Apparatus is provided in which booklets of interleaved cigarette papers can be made from continuously moving strands of strip paper in which a cutting knife used to sever the paper strips precisely follows movement of the strip. Movement of a driven input shaft is brought onto the moving platform and used to operate the cutting knife. Paper from bobbins is converged by formers and a spreader into a strand advanced by nip rolls through a cutting station. The knife in the station cuts a booklet from the strand while the station moves with the strand. A driven rotary shaft of non-circular section transmits its rotation to a sleeve that slides therealong as the station reciprocates relative to a shaft. The sleeve is operably connected e.g. by gearing or by a cam and follower to the knife so that rotation thereof brings about the cutting movement.
It is known from Patent Specification No. GB-A No. 688144 (Korber) to make booklets of folded and zig-zag interleaved cigarette papers by withdrawing paper strip from a plurality of supply rolls or bobbins, folding and interleaving the strips by passage through a succession of combs to form a folded and interleaved strand, and cutting the strand to form booklets. But the machine employed by Korber had a stationary cutting knife which was impractical for high speed operation and did not make a clean transverse cut through the strand which is required to move continuously. U.K. Pat. No. 2165080 (Kastner) describes a similar machine in which the paper is cut by a movable or "flying" cutting station. The knife is mounted on a movable knife plate carried by a platform that is reciprocally movable in a direction parallel to the direction of travel of the strand of interleaved paper strips. A cylinder or other means carried by the platform reciprocally moves the knife plate towards or away from the strand so that the knife follows the movement of the strand as it severs the strip. A pusher plate carried by and movable with the knife plate displaces a severed booklet or packet sideways with respect to the line of travel of the strand. But the Kastner machine still presents a number of disadvantages. Reciprocation of the platform is by an eccentric on a drive wheel that is coupled to the platform by a pivoted link, so that the platform does not match the speed of the strand throughout its rearward stroke, but instead its velocity varies in simple harmonic motion. Since the knife is moved towards and away from the strand without any component of motion across it, cutting is not as efficient as it could be. Cut booklets are discharged sideways into a magazine which is joined to the reciprocating platform by means of a flexible portion, which is essential because movement of the pusher is not separated from that of the knife. A flying cutting station is also suggested in German Patent Specification No. 427701 (Maschinefabrik Munchen). Such a device is known in the context of severing tobacco rod from, e.g. U.S. Pat. No. 3,686,989 (Drehr).

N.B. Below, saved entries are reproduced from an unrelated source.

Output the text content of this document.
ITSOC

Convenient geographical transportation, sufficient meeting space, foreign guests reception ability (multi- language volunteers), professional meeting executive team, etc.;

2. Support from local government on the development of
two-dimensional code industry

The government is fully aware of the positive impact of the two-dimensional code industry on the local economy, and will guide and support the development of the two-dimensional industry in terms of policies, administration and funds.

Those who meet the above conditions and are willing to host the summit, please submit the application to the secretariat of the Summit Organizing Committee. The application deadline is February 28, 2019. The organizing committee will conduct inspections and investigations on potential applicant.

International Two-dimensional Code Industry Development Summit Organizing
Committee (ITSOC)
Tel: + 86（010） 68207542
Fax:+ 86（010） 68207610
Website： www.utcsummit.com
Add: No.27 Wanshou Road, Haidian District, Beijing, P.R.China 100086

Our U.S. Pat. No. 4,648,862 of Mar. 10, 1987 describes and claims apparatus as aforesaid in which a rotatory movement of the cutting station drive is brought onto the moving "platform" of the cutting station and used to operate the cutting knife. Thus rotation of a driven member in the cutting station could be transmitted to the knife by means of a cam and follower, by means of gearing or by means of a chain or belt. The knife was driven positively from the same drive that reciprocated the cutting station, and a desirable guillotine-like or slicing cutting action was achieved. An ejector was also mounted on the cutting station as also was a clamping device, and bringing of rotatory movement to the cutting station enabled these additional functions to be independently coupled to the rotating shaft to perform differently timed operations along independent paths. Cut booklets were fed to a discharge chute having an inlet spring providing a ratchet-like function so that cut booklets once in the chute did not return.